IGNACIO MARCO-GARDOQUI-EL CORREO
- El debate fiscal centra la atención porque nos afecta a todos, pero se desarrolla de una forma ridícula
El debate fiscal centra la atención y lo hace por varias razones. Es un tema tan importante como sensible para todos. Los impuestos condicionan la evolución de la economía y afectan a las rentas disponibles en un momento en que se encuentran acosadas por la inflación y la subida de tipos. La forma en la que se desarrolla no puede ser más ridícula, asíntota a lo escandaloso. Nadie se aclara, las opiniones se acomodan a las conveniencias y las actuaciones, en lugar de seguir criterios técnicos, responden a intereses políticos. Más bien a los electorales.
El Gobierno ha estado dividido desde un principio. La parte socialista se resistía a moverse, pues no quería subir impuestos (se opuso y votó en contra de la propuesta de Podemos) ni estaba dispuesta a bajarlos.
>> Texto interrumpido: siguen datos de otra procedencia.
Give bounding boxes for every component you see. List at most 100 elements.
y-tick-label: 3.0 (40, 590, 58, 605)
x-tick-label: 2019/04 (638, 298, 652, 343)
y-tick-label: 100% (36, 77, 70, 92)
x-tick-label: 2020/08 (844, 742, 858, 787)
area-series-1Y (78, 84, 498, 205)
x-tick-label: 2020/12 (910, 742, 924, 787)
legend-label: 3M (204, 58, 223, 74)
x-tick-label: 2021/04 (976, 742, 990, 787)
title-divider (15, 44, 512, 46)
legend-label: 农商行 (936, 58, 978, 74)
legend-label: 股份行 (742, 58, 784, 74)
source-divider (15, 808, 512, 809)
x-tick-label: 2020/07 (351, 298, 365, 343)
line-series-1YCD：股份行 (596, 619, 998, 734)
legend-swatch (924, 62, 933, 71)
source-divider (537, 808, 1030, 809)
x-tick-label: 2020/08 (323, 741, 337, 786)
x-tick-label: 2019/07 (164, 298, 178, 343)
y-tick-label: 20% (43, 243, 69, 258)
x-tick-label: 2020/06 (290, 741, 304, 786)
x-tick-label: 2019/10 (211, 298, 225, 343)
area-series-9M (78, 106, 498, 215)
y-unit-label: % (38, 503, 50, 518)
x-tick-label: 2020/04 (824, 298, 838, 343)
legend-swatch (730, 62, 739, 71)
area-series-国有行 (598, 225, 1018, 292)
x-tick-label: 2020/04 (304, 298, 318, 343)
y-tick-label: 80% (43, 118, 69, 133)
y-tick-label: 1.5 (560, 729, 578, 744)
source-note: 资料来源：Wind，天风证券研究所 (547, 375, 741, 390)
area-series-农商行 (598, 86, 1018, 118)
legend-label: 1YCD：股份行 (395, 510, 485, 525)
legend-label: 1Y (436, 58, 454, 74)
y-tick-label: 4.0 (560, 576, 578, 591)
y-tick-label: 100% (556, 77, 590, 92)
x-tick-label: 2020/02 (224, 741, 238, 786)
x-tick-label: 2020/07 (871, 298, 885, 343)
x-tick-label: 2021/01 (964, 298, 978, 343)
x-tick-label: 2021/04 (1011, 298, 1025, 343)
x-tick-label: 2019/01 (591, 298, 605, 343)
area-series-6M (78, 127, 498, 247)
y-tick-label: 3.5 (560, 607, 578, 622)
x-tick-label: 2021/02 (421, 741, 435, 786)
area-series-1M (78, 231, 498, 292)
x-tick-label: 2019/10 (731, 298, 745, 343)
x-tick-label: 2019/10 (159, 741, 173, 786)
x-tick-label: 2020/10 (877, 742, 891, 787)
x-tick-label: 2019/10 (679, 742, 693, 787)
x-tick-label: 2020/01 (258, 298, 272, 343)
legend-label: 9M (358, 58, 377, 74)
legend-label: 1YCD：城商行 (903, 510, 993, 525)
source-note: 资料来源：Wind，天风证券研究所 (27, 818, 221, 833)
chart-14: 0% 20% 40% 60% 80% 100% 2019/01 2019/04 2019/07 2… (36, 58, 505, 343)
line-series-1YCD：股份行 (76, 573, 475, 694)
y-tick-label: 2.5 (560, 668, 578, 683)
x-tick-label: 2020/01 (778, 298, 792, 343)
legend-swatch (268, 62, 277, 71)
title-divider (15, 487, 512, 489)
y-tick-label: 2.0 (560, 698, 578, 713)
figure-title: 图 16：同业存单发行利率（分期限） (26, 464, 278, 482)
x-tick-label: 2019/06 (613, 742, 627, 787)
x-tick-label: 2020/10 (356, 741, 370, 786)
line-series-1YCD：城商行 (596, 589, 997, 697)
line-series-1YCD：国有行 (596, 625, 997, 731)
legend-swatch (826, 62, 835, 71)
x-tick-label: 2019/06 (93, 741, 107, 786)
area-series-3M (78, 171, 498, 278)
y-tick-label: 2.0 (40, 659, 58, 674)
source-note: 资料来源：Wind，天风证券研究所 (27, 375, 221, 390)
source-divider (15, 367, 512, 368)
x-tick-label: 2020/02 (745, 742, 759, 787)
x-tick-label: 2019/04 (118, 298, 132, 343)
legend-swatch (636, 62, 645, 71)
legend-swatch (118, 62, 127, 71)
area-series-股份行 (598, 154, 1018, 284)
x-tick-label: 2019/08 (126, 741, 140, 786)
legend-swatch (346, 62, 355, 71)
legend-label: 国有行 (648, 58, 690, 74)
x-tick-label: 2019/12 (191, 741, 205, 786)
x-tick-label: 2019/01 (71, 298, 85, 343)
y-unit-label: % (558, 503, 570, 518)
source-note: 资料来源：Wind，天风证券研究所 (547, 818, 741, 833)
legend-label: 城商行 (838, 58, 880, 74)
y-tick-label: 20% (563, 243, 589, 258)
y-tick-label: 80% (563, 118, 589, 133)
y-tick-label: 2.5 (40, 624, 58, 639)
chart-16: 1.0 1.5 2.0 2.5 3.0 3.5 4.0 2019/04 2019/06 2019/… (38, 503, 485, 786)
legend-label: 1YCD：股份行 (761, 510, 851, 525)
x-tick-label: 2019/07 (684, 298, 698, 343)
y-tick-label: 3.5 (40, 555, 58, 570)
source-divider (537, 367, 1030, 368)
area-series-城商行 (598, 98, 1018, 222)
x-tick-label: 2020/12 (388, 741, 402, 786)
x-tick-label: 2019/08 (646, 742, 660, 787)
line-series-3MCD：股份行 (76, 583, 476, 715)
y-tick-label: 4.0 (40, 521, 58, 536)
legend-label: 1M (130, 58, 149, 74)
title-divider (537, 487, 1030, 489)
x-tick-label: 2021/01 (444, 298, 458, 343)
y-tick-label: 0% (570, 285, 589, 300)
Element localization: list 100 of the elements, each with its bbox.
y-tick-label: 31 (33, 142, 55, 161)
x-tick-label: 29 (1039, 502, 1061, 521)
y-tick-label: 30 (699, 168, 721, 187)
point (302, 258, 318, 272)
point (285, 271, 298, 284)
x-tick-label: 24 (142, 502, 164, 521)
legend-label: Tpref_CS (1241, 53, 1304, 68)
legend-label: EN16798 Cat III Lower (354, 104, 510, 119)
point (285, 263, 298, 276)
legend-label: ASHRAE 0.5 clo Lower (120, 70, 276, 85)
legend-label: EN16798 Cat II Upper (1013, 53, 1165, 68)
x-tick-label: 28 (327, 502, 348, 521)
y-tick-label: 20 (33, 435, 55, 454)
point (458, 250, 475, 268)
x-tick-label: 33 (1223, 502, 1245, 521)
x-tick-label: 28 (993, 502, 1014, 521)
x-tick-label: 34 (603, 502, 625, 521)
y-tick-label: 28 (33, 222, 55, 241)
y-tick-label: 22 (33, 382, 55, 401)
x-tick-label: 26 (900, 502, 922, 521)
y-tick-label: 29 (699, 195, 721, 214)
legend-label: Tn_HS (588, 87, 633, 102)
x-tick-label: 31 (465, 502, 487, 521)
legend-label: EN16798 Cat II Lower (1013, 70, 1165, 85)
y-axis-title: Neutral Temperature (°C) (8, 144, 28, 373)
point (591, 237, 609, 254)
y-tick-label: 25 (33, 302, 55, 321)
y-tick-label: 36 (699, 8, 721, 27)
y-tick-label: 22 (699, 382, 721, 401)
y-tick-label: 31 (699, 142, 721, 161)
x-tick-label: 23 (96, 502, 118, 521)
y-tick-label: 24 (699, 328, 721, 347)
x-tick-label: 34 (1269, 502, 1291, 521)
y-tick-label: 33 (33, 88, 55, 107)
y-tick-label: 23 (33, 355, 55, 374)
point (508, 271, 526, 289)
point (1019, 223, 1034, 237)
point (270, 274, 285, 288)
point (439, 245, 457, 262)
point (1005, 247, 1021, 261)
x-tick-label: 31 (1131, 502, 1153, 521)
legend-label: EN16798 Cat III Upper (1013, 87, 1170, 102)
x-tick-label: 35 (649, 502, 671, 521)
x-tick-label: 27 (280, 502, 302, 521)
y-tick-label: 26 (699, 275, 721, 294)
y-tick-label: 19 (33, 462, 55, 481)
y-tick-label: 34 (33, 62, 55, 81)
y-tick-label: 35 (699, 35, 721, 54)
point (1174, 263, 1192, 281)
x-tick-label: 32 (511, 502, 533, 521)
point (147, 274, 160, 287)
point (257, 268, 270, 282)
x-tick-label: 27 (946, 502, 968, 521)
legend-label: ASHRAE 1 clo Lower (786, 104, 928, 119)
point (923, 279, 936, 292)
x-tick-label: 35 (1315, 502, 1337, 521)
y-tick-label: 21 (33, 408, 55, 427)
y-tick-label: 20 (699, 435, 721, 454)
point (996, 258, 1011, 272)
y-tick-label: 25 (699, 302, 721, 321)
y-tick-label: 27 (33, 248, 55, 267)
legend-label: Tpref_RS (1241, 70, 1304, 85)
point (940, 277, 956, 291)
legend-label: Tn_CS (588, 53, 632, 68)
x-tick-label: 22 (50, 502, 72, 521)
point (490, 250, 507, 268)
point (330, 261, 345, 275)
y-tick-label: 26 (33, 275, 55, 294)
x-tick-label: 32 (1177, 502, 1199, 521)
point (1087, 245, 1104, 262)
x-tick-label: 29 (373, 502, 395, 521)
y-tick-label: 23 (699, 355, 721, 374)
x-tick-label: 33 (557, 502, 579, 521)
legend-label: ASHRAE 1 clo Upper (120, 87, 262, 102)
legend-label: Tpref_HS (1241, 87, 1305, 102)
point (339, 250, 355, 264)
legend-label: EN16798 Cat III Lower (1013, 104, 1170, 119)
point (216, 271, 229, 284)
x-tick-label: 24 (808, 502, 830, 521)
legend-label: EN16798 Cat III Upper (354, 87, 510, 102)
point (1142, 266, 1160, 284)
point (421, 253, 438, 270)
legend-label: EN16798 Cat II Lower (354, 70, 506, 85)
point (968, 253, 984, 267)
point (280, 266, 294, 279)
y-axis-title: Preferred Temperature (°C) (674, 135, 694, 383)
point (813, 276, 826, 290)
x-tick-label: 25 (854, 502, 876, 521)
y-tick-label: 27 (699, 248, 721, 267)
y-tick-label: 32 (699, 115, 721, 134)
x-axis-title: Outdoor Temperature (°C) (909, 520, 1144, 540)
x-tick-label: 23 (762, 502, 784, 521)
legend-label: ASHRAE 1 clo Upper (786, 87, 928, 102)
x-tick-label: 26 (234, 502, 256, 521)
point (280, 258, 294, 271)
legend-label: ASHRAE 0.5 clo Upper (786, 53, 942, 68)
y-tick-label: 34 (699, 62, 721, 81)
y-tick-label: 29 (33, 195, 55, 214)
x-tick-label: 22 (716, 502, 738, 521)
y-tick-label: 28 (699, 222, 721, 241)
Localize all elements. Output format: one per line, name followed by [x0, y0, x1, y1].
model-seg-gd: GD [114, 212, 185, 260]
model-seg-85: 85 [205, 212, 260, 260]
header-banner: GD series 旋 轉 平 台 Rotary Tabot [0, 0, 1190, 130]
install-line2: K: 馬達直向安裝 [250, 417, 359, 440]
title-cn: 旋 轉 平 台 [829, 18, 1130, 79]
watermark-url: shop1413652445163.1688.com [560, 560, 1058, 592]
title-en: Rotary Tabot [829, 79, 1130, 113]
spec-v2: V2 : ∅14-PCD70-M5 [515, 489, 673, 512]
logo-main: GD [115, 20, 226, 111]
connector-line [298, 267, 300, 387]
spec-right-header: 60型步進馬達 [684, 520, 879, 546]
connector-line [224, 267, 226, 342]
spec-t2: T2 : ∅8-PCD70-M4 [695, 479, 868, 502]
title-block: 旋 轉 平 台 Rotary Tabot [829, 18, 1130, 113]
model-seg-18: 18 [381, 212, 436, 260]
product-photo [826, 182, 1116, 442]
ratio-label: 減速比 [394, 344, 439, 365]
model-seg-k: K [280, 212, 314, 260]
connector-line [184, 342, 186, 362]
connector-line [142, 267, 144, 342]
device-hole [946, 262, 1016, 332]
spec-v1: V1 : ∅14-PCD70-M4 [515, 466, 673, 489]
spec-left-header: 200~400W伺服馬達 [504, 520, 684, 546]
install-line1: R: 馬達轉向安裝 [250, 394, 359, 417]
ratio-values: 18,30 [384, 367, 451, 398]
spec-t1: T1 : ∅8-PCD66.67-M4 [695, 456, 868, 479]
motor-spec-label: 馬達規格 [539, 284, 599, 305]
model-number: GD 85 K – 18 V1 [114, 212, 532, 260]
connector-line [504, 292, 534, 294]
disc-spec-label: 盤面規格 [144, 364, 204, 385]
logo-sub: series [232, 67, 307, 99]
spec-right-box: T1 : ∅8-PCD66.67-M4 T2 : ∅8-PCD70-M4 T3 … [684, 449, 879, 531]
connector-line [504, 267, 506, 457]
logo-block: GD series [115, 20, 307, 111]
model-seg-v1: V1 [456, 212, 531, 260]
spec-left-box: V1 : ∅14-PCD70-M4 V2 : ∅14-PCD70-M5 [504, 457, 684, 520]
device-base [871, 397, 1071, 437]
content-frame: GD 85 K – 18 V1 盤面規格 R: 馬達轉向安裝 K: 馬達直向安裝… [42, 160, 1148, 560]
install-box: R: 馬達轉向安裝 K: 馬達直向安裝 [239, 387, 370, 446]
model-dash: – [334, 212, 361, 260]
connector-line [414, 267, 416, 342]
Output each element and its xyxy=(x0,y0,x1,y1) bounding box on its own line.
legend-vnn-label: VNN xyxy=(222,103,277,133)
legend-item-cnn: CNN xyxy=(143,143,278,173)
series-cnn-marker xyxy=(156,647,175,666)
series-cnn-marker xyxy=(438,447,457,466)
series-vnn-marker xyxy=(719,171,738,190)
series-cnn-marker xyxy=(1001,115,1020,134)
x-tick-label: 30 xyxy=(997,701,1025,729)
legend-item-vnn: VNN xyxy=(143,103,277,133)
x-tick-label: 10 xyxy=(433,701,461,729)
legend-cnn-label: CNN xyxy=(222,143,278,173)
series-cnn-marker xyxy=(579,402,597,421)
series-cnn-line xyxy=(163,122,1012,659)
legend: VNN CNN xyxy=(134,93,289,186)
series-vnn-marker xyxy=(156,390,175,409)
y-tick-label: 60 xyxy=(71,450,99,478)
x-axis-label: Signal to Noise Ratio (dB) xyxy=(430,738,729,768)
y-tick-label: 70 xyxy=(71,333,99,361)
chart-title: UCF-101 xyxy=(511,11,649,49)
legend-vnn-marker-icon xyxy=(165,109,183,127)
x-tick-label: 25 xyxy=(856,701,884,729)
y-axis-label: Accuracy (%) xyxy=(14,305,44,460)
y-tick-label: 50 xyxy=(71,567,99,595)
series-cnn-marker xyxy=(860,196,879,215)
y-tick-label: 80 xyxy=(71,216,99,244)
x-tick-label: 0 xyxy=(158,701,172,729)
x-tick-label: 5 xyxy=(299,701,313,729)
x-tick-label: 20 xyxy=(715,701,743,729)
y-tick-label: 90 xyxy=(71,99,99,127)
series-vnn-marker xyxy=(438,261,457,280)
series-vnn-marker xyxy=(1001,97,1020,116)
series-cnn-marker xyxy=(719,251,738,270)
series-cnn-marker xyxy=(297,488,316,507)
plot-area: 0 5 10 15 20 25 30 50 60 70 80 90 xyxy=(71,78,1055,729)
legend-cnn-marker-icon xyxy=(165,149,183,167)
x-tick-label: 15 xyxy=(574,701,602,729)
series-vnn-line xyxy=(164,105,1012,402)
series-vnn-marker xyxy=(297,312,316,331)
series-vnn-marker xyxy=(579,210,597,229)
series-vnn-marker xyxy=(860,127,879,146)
Criticó hasta la saciedad al PP y apaleó sin piedad a los presidentes autonómicos -primero a Díaz Ayuso, luego a Moreno Bonilla y después a todos los demás- que osaron contradecirle y aplicar bajadas.
Aguantó así hasta que Ximo Puig pegó una patada -él le llamo ‘bajada selectiva’- en el hígado del discurso gubernamental, pues hasta entonces se había negado a cualquier medida, tanto selectiva como general, que implicara una menor presión fiscal. La decisión de Valencia destapó las incomodidades producidas al resto de los presidentes autonómicos del PSOE que, de cara a las próximas elecciones, ya penan lo suficiente para contrarrestar la marea de las encuestas sin tener además que soportar la presión de una comparación fiscal desfavorable. Por su parte, el presidente extremeño se puso creativo e hizo su aportación a la biodiversidad fiscal al decidir acometer una rebaja de las tasas en lugar de un descenso de los tipos impositivos.
Así estábamos de divertidos hasta que el jueves, la ministra de Hacienda, que es más generosa con las palabras que con las ideas, anunció una confusa reforma, acordada ‘in extremis’ con sus socios de Podemos (todos ellos renombrados y reconocidos hacendistas), que incluye de todo, como en Farmacia. Hay subidas dentro del IRPF, en las rentas de capital para los ricos, a los que añade un nuevo impuesto sobre las grandes fortunas que cambia de nombre y será de nuevo cuño, lo que impide utilizar los Presupuestos en su creación y obliga a negociarlo con las haciendas vascas y navarra, pero sortea la previsible oposición de la perversa Díaz Ayuso y de sus colegas. Todo ello unido a una rebaja muy cicatera con las rentas bajas y una sorprendente reducción de ‘género’ del IVA. También hay un recado para las empresas. Queremos que ganen tamaño para competir mejor y, en consecuencia… castigamos a las de mayor tamaño. Lógico, ¿no?
Por si fuera poco todo este galimatías, me temo que no hemos visto aún su final, pues es evidente que ni la presidenta madrileña ni el andaluz han dicho su última palabra en esta agria disputa fiscal, ni han lanzado el último misil de la guerra desatada. Lo que es evidente y gravemente dañino es que los criterios brillan por su ausencia y la objetividad hace tiempo que desapareció de escena. Todo son cálculos electorales y consideraciones políticas. Todo improvisado y poco meditado. ¿Piensa alguien de verdad que los 3.100 millones (en dos años) que van a tener que aflojar los ricos dan para reponer los más de 10.000 que costará la actualización de las pensiones? ¿O los más de los 12.000 millones de aumento (en tres años) prometidos a los empleados públicos? ¿O los cerca de 10.000 del extracoste de la deuda? ¿O los 12.000 de la aportación a la OTAN? ¿O los ni sé cuántos miles de millones que suponen las medidas anticrisis prometidas?
¿Está seguro el Gobierno de que los 23.000 afectados por el nuevo impuesto no se van a mover? ¿Y si se mueven y eluden el pago? Lo malo de esta penosa historia de los exiliados fiscales es que se van con su renta y su patrimonio, pero también con sus ideas y sus proyectos. Con su vida y su futuro. Aquí en el País Vasco podemos aconsejar en la materia. Otra lógica aplastante: el Estado ha recaudado más de 22.000 millones de euros extra gracias a la inflación. Por eso no se reduce el gasto ni un euro y se sube la presión fiscal. Sus efectos son imprevisibles. ¿Quién será capaz de explicar a un posible inversor extranjero que aquí tenemos dos impuestos sobre el patrimonio cuando en el suyo no habrá ninguno?